After the Climb (River Rain 0.50)
Page 17
And with the big, tall trees with their dark bark and the tall grass that grew up between them for as far as you could see with the patches of deep brown dirt.
It was like something from The Fellowship of the Ring books or something.
Corey began to move toward it.
Duncan reached across Genny to stop him.
“Let’s not even leave a footprint,” Dun said, all manly like.
Corey felt something strange inside him, like, a burning kinda thing.
This was a deal for Duncan.
When they were out, he was always saying, Take nothing but a picture. Leave nothing but a footprint.
They didn’t even have a camera.
Duncan’s dad said it was an old Indian saying, but when he did, Dun rolled his eyes and later told Corey, “They didn’t have people wandering around the Wild West with Polaroids. General Custer wasn’t like, ‘Grab my Canon!’ I don’t know who said it, and maybe it was a native, I just know they were smart, and I wish Dad would do as he mouths off about doing, but he doesn’t.”
Dun was right.
He didn’t.
Burt Holloway would stomp all over this place, for sure, killing some rabbits, birds, whatever he could aim his gun at.
And that was what made Corey stop, even if he really wanted to get closer and he wasn’t real big on Duncan stopping him.
He was real big on the fact that Genny was still holding his hand.
She tugged it hard because she was falling to her butt and taking him with her.
He sat next to her and she leaned into him and Corey was suddenly totally okay with sitting all the way over here, not close to that twinkling stream or moss or clover.
“I can see fairies flying through here,” she said.
See?
Totally enchanted.
“I can see trolls hiding under those rocks,” Corey replied.
She pushed her body into his in a shove it gesture but then leaned away from him throwing him a big grin.
She might be a third grader, but she was super cute when she smiled.
“This is definitely a fairy place,” she pushed.
“Trolls,” he pushed back.
“So fairies.”
“So trolls.”
“Both,” Duncan decided, sitting down next to Genny.
Corey wanted to shout at him.
Or punch him in the face.
Why couldn’t he go lean against a tree or something?
Genny pulled Corey down to sit beside her, not Duncan.
And now…
Yup.
There she went.
She was tapping the side of her bent leg against the side of Duncan’s.
Duncan found the rhythm and started tapping back.
Yeah.
Corey…
Wanted…
To shout.
Duncan gave her clover and a little waterfall and sparkles and knew she loved it.

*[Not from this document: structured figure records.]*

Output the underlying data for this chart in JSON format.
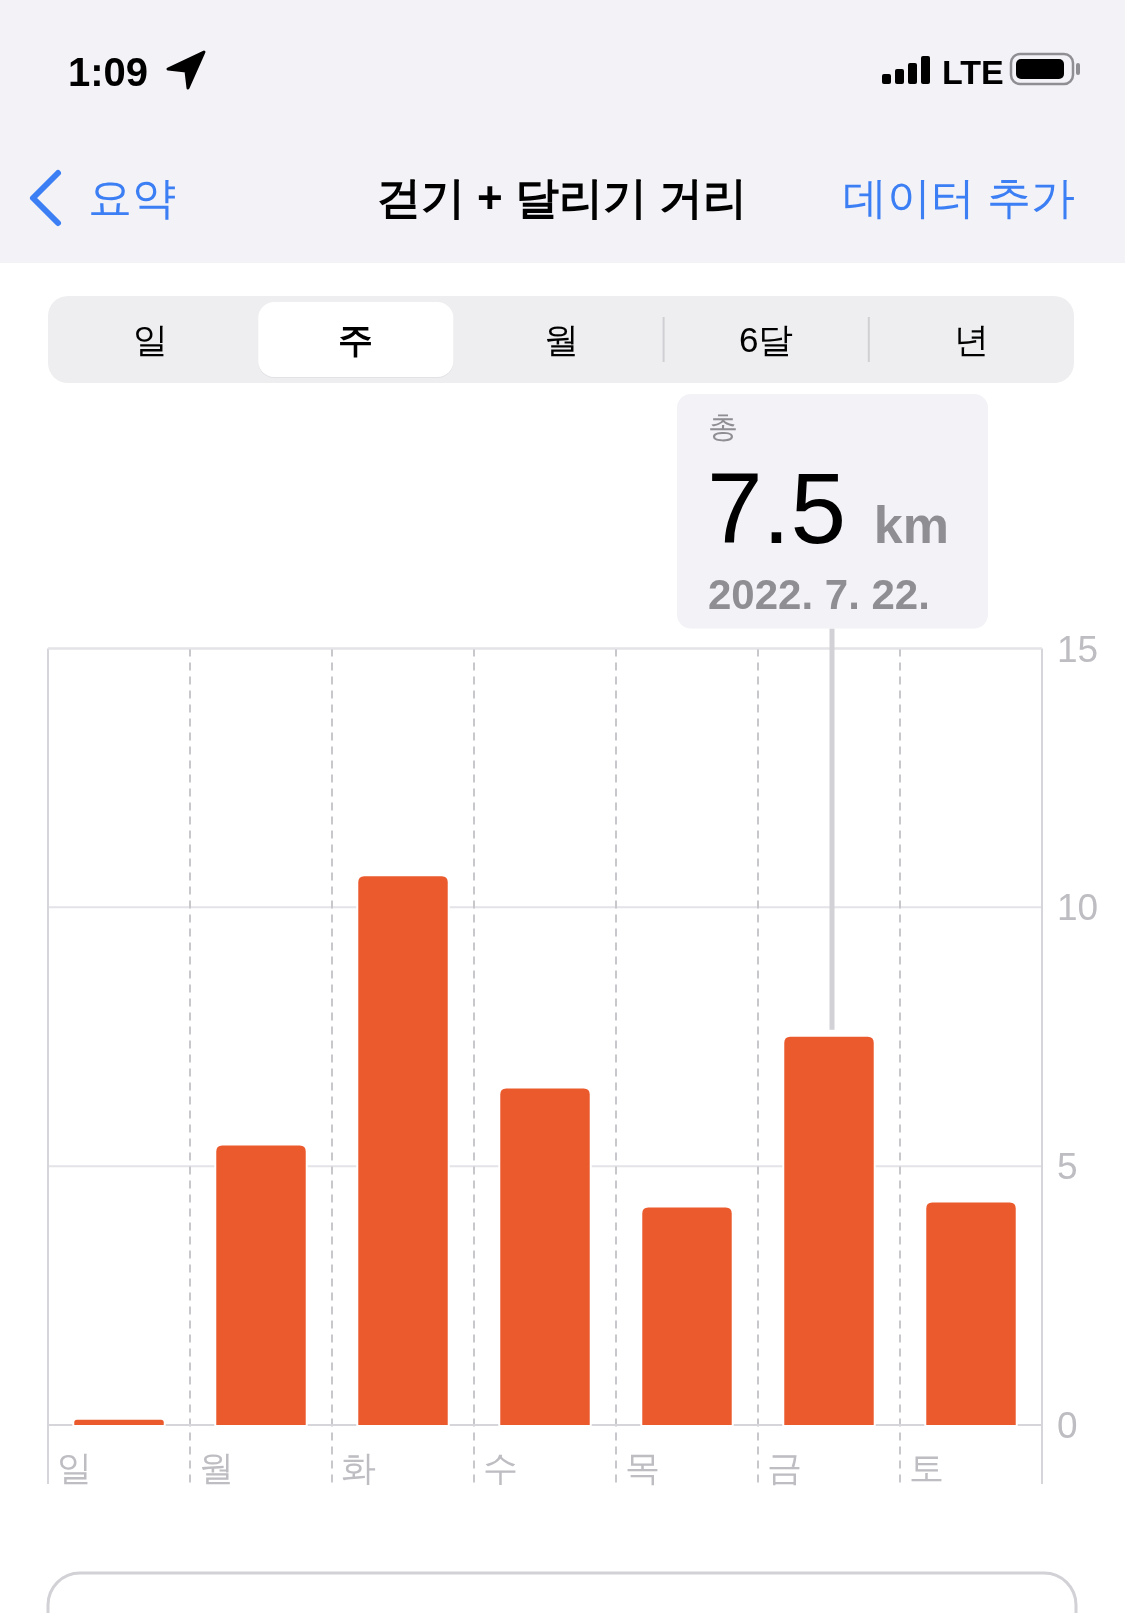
{
  "chart_data": {
    "type": "bar",
    "title": "걷기 + 달리기 거리",
    "categories": [
      "일",
      "월",
      "화",
      "수",
      "목",
      "금",
      "토"
    ],
    "values": [
      0.1,
      5.4,
      10.6,
      6.5,
      4.2,
      7.5,
      4.3
    ],
    "color": "#eb5a2c",
    "ylim": [
      0,
      15
    ],
    "yticks": [
      0,
      5,
      10,
      15
    ],
    "grid": true,
    "ref_lines": [
      {
        "axis": "x",
        "value": "금",
        "color": "#d1d1d6"
      }
    ],
    "annotations": [
      "1:09",
      "LTE",
      "요약",
      "데이터 추가",
      "일",
      "주",
      "월",
      "6달",
      "년",
      "총",
      "7.5 km",
      "2022. 7. 22."
    ]
  }
}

Duncan got to give her that.
He couldn’t let Corey have something?
Just a little something?
Without butting his stupid nose in?
God, Corey might start hating him.
Having that thought, his chest clogged up so bad, whatever that was shoved up his throat, and he immediately felt sick.
Never.
Never.
Not ever.
Everyone thought Corey was a loser.
But not Dun.
Duncan thought he was awesome.
Kids would say things. Be nasty.
Duncan was always there.
Not just telling them to go spit.
But telling them they’d be so lucky to be friends with Corey.
“When he’s old enough to buy and sell you and you want to shove your nose up his butt so he’ll give you a job, come back to me and tell me why you’re being such a dope right now.”
Yeah.
Dun had said that about him.
So he hated to walk all over everywhere, get bit by bugs and slip on mud and have to stand real still because Duncan saw a big cat or a snake or something and Corey did not want to get bit by some gross snake or have to try to outrun some cougar (or whatever).

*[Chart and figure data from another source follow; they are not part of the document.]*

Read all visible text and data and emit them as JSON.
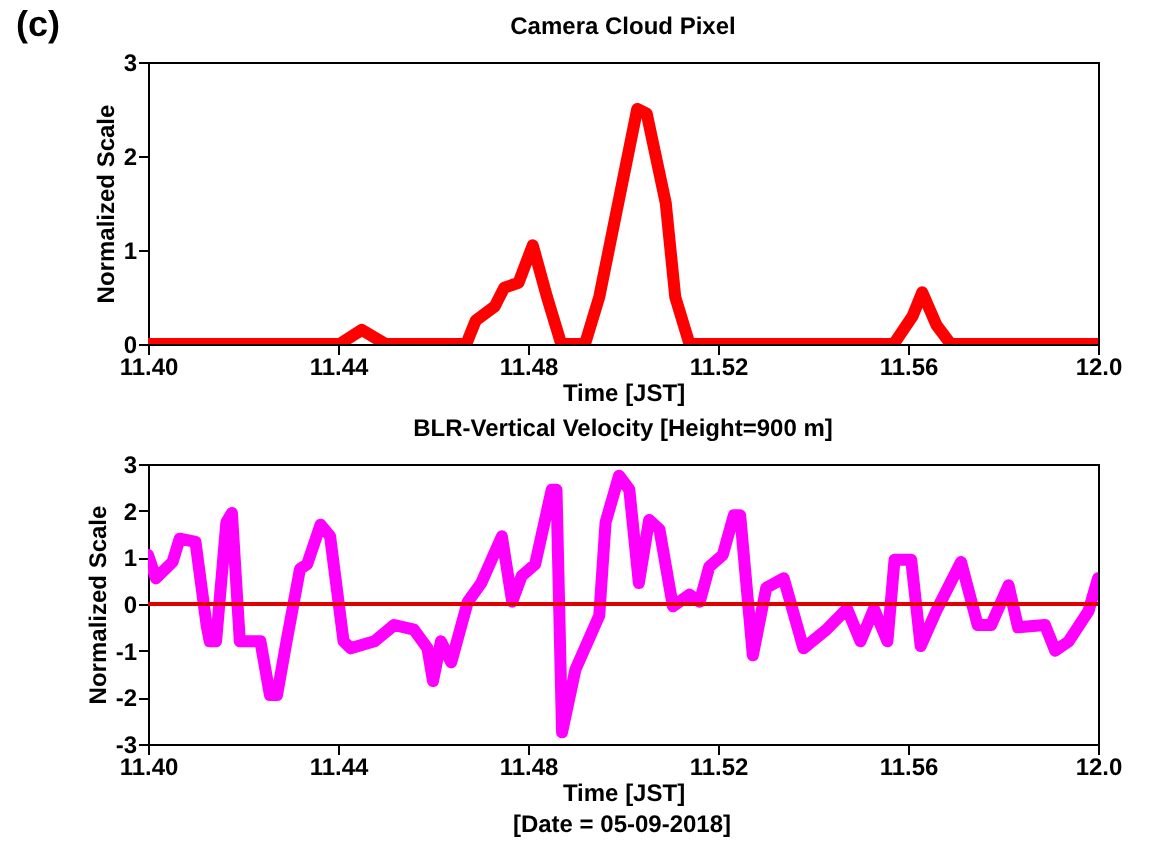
{
  "chart_data": [
    {
      "type": "line",
      "title": "Camera Cloud Pixel",
      "xlabel": "Time [JST]",
      "ylabel": "Normalized Scale",
      "annotations": [
        "(c)"
      ],
      "xlim": [
        "2018-09-05T11:40",
        "2018-09-05T12:00"
      ],
      "xticks": [
        {
          "value": "2018-09-05T11:40",
          "label": "11.40"
        },
        {
          "value": "2018-09-05T11:44",
          "label": "11.44"
        },
        {
          "value": "2018-09-05T11:48",
          "label": "11.48"
        },
        {
          "value": "2018-09-05T11:52",
          "label": "11.52"
        },
        {
          "value": "2018-09-05T11:56",
          "label": "11.56"
        },
        {
          "value": "2018-09-05T12:00",
          "label": "12.0"
        }
      ],
      "ylim": [
        0,
        3
      ],
      "yticks": [
        0,
        1,
        2,
        3
      ],
      "series": [
        {
          "color": "#ff0000",
          "x": [
            "2018-09-05T11:40:00",
            "2018-09-05T11:44:02",
            "2018-09-05T11:44:30",
            "2018-09-05T11:45:00",
            "2018-09-05T11:46:42",
            "2018-09-05T11:46:54",
            "2018-09-05T11:47:18",
            "2018-09-05T11:47:30",
            "2018-09-05T11:47:48",
            "2018-09-05T11:48:06",
            "2018-09-05T11:48:24",
            "2018-09-05T11:48:42",
            "2018-09-05T11:49:12",
            "2018-09-05T11:49:30",
            "2018-09-05T11:49:54",
            "2018-09-05T11:50:18",
            "2018-09-05T11:50:30",
            "2018-09-05T11:50:54",
            "2018-09-05T11:51:06",
            "2018-09-05T11:51:24",
            "2018-09-05T11:55:42",
            "2018-09-05T11:56:06",
            "2018-09-05T11:56:18",
            "2018-09-05T11:56:36",
            "2018-09-05T11:56:54",
            "2018-09-05T12:00:00"
          ],
          "values": [
            0,
            0,
            0.15,
            0,
            0,
            0.25,
            0.4,
            0.6,
            0.65,
            1.05,
            0.5,
            0,
            0,
            0.5,
            1.5,
            2.5,
            2.45,
            1.5,
            0.5,
            0,
            0,
            0.3,
            0.55,
            0.2,
            0,
            0
          ]
        }
      ]
    },
    {
      "type": "line",
      "title": "BLR-Vertical Velocity [Height=900 m]",
      "xlabel": "Time [JST]",
      "ylabel": "Normalized Scale",
      "annotations": [
        "[Date = 05-09-2018]"
      ],
      "xlim": [
        "2018-09-05T11:40",
        "2018-09-05T12:00"
      ],
      "xticks": [
        {
          "value": "2018-09-05T11:40",
          "label": "11.40"
        },
        {
          "value": "2018-09-05T11:44",
          "label": "11.44"
        },
        {
          "value": "2018-09-05T11:48",
          "label": "11.48"
        },
        {
          "value": "2018-09-05T11:52",
          "label": "11.52"
        },
        {
          "value": "2018-09-05T11:56",
          "label": "11.56"
        },
        {
          "value": "2018-09-05T12:00",
          "label": "12.0"
        }
      ],
      "ylim": [
        -3,
        3
      ],
      "yticks": [
        -3,
        -2,
        -1,
        0,
        1,
        2,
        3
      ],
      "ref_lines": [
        {
          "axis": "y",
          "value": 0,
          "color": "#e00000"
        }
      ],
      "series": [
        {
          "color": "#ff00ff",
          "x": [
            "2018-09-05T11:40:00",
            "2018-09-05T11:40:10",
            "2018-09-05T11:40:31",
            "2018-09-05T11:40:40",
            "2018-09-05T11:41:00",
            "2018-09-05T11:41:14",
            "2018-09-05T11:41:18",
            "2018-09-05T11:41:26",
            "2018-09-05T11:41:39",
            "2018-09-05T11:41:46",
            "2018-09-05T11:41:56",
            "2018-09-05T11:42:22",
            "2018-09-05T11:42:34",
            "2018-09-05T11:42:43",
            "2018-09-05T11:42:55",
            "2018-09-05T11:43:12",
            "2018-09-05T11:43:21",
            "2018-09-05T11:43:38",
            "2018-09-05T11:43:50",
            "2018-09-05T11:44:07",
            "2018-09-05T11:44:16",
            "2018-09-05T11:44:46",
            "2018-09-05T11:45:11",
            "2018-09-05T11:45:36",
            "2018-09-05T11:45:53",
            "2018-09-05T11:46:00",
            "2018-09-05T11:46:10",
            "2018-09-05T11:46:23",
            "2018-09-05T11:46:44",
            "2018-09-05T11:47:01",
            "2018-09-05T11:47:27",
            "2018-09-05T11:47:40",
            "2018-09-05T11:47:52",
            "2018-09-05T11:48:09",
            "2018-09-05T11:48:30",
            "2018-09-05T11:48:36",
            "2018-09-05T11:48:43",
            "2018-09-05T11:49:00",
            "2018-09-05T11:49:30",
            "2018-09-05T11:49:38",
            "2018-09-05T11:49:55",
            "2018-09-05T11:50:08",
            "2018-09-05T11:50:20",
            "2018-09-05T11:50:33",
            "2018-09-05T11:50:46",
            "2018-09-05T11:51:03",
            "2018-09-05T11:51:24",
            "2018-09-05T11:51:37",
            "2018-09-05T11:51:49",
            "2018-09-05T11:52:06",
            "2018-09-05T11:52:20",
            "2018-09-05T11:52:28",
            "2018-09-05T11:52:44",
            "2018-09-05T11:53:01",
            "2018-09-05T11:53:23",
            "2018-09-05T11:53:48",
            "2018-09-05T11:54:17",
            "2018-09-05T11:54:43",
            "2018-09-05T11:55:00",
            "2018-09-05T11:55:17",
            "2018-09-05T11:55:34",
            "2018-09-05T11:55:43",
            "2018-09-05T11:56:04",
            "2018-09-05T11:56:16",
            "2018-09-05T11:56:37",
            "2018-09-05T11:57:07",
            "2018-09-05T11:57:28",
            "2018-09-05T11:57:45",
            "2018-09-05T11:58:07",
            "2018-09-05T11:58:19",
            "2018-09-05T11:58:53",
            "2018-09-05T11:59:06",
            "2018-09-05T11:59:23",
            "2018-09-05T11:59:48",
            "2018-09-05T12:00:00"
          ],
          "values": [
            1.05,
            0.55,
            0.9,
            1.4,
            1.33,
            -0.45,
            -0.8,
            -0.8,
            1.75,
            1.95,
            -0.8,
            -0.8,
            -1.95,
            -1.95,
            -0.8,
            0.75,
            0.85,
            1.7,
            1.45,
            -0.8,
            -0.95,
            -0.8,
            -0.45,
            -0.55,
            -0.95,
            -1.65,
            -0.8,
            -1.25,
            0.05,
            0.45,
            1.45,
            0.05,
            0.6,
            0.85,
            2.45,
            2.45,
            -2.75,
            -1.4,
            -0.25,
            1.75,
            2.75,
            2.45,
            0.45,
            1.8,
            1.6,
            -0.05,
            0.2,
            0.05,
            0.8,
            1.05,
            1.9,
            1.9,
            -1.1,
            0.35,
            0.55,
            -0.95,
            -0.55,
            -0.1,
            -0.8,
            -0.1,
            -0.8,
            0.95,
            0.95,
            -0.9,
            -0.1,
            0.9,
            -0.45,
            -0.45,
            0.4,
            -0.5,
            -0.45,
            -1.0,
            -0.8,
            -0.15,
            0.55
          ]
        }
      ]
    }
  ]
}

But Duncan spent way more time over at Corey’s house playing tournaments with him on his Mattel football game or watching Captain Kirk do awesome stuff on TV.
If he didn’t have Duncan…he wouldn’t have anybody.
And if he didn’t have Genny…he would only have Duncan.
And Genny did all guy things with them. She also never moaned about it. Even getting into tournaments with them on his Mattel.
No Barbies or any of that crap for Genny.
So now, she dropped her head on Corey’s shoulder and he felt like he’d grown as tall as Duncan.
But she was still bumping her knee on Dun’s.
Okay.
Whatever.
He had both of them.
She had both of them.
Dun had both of them.
Even if Corey wanted more, he didn’t know why.
He had both of them.
So he had it all.
Chapter 5
The Breakfast
Duncan
* * *
“Holy shit, my man.”
Duncan was curled over his coffee at their table at Zeke’s, his eyes aimed to the java, his hand rubbing the back of his neck.
He’d just told Harv the story.
All of it.
From meeting Corey when they were six. To throwing the frog at Genny when he was ten. To slowly falling in love with her and finally doing something about it when he was seventeen. To cutting her loose because he was such a loser when he was eighteen and hooking up again when he was twenty-four because he’d turned into an asshole.